A Spy in the Back of My Mind

Anxiety, lurking in the corner of my thoughts.

A shadow and a silent spy.

You whisper doubt.

Pouring slow poison on my breath.

In crowded streets with others,

your gnawing gut growls and twists

and I wrap myself in a mask of normalcy.

Leaving a façade to face the world

Challenging what I think I know,

Your echoes turn confidence into dark humility.

Your whispers sew unseen thorns,

 “You’re not good enough to be here.”

In the mirror of a crowded room,

Reflections of your disdain rebound.

To make me doubt my worth,

And then you slip back into the shadows.

I wince to face the outward moment

In a disguise that feels unmasked,

In skin tattooed with anxiety.

“I don’t belong here, I don’t belong.”

While others softly laugh you slither close

And whisper deep and slow,

“Now they know. Now they know.”

Marking me a fraud in broad daylight.

You whisper that I’ll never be enough,

That I’ll fail and fall.
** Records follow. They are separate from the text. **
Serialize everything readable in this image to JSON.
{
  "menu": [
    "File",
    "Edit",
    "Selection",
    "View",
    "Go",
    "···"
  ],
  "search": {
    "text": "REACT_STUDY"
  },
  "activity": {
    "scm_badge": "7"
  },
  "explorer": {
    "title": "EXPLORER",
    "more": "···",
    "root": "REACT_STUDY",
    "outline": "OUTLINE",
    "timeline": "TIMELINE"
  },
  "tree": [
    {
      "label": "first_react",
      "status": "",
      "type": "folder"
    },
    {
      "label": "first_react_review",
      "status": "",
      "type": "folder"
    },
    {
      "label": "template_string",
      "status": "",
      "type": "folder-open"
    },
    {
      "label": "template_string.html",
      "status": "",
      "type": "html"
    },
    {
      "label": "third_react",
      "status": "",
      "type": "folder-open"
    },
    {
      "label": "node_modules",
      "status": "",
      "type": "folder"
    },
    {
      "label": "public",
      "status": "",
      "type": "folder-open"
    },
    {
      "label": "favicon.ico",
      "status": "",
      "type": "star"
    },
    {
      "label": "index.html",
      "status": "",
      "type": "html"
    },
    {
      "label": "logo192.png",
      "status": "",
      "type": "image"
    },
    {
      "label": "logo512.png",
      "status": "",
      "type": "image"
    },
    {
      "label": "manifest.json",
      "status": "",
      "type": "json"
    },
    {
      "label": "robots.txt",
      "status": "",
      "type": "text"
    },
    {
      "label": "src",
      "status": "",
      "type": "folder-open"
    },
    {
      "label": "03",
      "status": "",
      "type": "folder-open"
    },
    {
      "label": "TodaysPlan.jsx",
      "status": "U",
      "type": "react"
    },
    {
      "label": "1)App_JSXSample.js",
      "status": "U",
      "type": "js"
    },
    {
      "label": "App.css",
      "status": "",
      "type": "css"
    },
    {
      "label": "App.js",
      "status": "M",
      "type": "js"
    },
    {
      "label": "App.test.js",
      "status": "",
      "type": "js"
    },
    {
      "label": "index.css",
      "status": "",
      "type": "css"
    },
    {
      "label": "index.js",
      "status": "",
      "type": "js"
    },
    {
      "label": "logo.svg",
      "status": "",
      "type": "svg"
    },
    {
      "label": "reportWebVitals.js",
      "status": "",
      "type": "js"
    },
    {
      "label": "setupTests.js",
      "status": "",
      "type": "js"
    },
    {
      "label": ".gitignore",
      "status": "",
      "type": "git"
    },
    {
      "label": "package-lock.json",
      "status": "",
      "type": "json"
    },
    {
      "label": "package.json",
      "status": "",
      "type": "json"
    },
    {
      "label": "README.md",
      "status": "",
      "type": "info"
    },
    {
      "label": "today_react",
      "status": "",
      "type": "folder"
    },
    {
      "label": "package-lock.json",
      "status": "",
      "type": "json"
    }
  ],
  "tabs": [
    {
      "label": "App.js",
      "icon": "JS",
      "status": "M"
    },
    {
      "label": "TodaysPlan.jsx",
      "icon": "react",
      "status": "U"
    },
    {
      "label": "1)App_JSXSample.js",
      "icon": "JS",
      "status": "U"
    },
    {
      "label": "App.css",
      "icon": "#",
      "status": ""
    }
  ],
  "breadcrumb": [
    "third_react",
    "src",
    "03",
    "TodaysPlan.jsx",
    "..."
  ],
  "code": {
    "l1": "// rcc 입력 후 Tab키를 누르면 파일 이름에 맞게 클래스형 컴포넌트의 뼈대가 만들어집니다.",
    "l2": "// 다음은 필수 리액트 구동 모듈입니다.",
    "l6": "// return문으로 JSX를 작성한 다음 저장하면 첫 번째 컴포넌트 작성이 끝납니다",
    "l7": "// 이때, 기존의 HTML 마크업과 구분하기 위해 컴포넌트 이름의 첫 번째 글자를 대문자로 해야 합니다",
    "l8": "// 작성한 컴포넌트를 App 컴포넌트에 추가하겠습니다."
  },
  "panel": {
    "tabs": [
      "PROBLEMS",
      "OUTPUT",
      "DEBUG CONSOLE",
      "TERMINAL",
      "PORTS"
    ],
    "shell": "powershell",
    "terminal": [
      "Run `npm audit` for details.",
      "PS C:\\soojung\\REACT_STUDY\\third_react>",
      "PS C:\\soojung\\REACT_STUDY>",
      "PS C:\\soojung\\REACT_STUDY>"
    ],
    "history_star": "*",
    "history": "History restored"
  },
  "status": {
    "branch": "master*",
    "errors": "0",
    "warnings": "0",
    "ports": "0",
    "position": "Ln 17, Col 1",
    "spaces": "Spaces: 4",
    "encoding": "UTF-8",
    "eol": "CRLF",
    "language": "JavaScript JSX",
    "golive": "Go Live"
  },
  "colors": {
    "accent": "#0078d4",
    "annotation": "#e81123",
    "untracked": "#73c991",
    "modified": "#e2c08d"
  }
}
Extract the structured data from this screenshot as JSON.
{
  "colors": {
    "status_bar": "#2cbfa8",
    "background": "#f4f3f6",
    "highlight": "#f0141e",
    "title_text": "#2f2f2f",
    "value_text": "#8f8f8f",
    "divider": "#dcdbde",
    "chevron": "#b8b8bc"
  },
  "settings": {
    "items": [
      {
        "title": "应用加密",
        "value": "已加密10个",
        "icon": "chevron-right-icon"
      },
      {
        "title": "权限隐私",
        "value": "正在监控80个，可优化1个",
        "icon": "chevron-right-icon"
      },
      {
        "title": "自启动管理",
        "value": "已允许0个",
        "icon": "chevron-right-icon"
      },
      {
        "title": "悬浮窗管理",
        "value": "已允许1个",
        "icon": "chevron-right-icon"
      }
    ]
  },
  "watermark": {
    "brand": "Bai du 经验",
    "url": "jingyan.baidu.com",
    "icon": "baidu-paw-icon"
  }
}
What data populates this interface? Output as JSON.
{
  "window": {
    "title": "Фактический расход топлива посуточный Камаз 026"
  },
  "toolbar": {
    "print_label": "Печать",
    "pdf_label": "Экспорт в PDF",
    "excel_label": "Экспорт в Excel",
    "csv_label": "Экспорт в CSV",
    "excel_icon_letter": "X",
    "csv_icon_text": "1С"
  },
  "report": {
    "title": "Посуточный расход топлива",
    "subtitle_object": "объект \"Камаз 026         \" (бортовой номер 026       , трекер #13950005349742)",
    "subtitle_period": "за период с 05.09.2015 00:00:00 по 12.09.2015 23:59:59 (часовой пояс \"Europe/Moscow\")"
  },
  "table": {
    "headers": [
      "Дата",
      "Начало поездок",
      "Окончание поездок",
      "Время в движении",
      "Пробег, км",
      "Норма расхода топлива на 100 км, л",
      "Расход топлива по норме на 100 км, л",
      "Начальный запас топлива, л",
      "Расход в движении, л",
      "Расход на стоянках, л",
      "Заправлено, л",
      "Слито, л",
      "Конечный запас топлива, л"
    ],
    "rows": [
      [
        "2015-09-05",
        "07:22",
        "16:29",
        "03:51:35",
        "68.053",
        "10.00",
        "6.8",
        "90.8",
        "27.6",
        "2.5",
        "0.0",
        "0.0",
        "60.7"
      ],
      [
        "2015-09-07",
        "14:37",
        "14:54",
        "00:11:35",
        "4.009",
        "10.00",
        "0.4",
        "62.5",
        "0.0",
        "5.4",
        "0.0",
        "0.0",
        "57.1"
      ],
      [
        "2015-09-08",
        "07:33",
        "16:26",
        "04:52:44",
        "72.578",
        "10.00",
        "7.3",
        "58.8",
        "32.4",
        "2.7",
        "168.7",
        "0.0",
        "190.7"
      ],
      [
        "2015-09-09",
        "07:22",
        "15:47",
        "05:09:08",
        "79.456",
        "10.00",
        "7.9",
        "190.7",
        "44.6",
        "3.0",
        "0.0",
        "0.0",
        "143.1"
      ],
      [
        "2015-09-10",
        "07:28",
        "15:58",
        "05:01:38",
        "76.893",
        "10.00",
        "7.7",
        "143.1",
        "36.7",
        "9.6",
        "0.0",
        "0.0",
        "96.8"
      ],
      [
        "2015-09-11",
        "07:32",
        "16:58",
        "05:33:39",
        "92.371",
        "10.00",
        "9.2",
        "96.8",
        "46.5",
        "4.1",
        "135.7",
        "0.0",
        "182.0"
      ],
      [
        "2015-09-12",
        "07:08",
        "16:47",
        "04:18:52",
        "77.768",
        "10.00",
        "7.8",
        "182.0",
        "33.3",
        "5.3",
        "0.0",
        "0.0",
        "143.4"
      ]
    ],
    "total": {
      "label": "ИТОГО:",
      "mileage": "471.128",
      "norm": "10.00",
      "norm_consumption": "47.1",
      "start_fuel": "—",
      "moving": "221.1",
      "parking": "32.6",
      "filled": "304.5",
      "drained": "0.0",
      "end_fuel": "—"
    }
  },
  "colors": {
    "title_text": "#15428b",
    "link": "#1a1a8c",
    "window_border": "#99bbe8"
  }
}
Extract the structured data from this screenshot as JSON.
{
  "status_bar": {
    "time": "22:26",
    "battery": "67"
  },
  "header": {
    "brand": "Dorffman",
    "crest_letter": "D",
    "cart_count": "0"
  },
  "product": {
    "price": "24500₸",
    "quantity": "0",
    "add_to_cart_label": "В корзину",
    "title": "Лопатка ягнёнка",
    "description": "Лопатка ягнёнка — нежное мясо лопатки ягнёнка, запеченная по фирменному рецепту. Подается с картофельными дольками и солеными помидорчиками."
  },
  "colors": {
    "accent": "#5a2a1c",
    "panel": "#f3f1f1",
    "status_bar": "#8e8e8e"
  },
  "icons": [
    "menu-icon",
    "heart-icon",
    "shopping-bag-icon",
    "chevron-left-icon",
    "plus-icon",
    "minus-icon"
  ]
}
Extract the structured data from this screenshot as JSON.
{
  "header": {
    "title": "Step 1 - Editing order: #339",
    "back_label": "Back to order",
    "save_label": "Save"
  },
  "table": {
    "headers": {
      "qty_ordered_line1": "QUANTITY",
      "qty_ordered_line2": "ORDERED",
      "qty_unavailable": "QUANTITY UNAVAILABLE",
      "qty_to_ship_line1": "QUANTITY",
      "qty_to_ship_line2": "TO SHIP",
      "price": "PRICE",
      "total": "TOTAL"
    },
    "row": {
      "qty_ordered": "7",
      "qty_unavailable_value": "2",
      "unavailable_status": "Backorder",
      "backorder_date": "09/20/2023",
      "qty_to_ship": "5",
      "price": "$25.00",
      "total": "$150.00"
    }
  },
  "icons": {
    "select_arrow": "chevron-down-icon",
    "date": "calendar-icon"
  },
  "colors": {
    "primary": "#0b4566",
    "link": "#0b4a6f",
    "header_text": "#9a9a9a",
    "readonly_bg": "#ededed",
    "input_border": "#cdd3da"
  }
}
Always fail. Always fall.

None can see the cuts from my silent spy

They see me laugh.  They think I’m alright,

You are a stubborn vine that chokes my core,

Denying me praise with your shadowed whispers.

And you hide like a coward cloaked in the night,

Complicitly, I deny you, giving you the alibi you need.

You’re always here but not a part of who I am,

You’re the alien symbiont living within.

And you cannot be without me, nor I without you.

So you and I must learn to make our peace.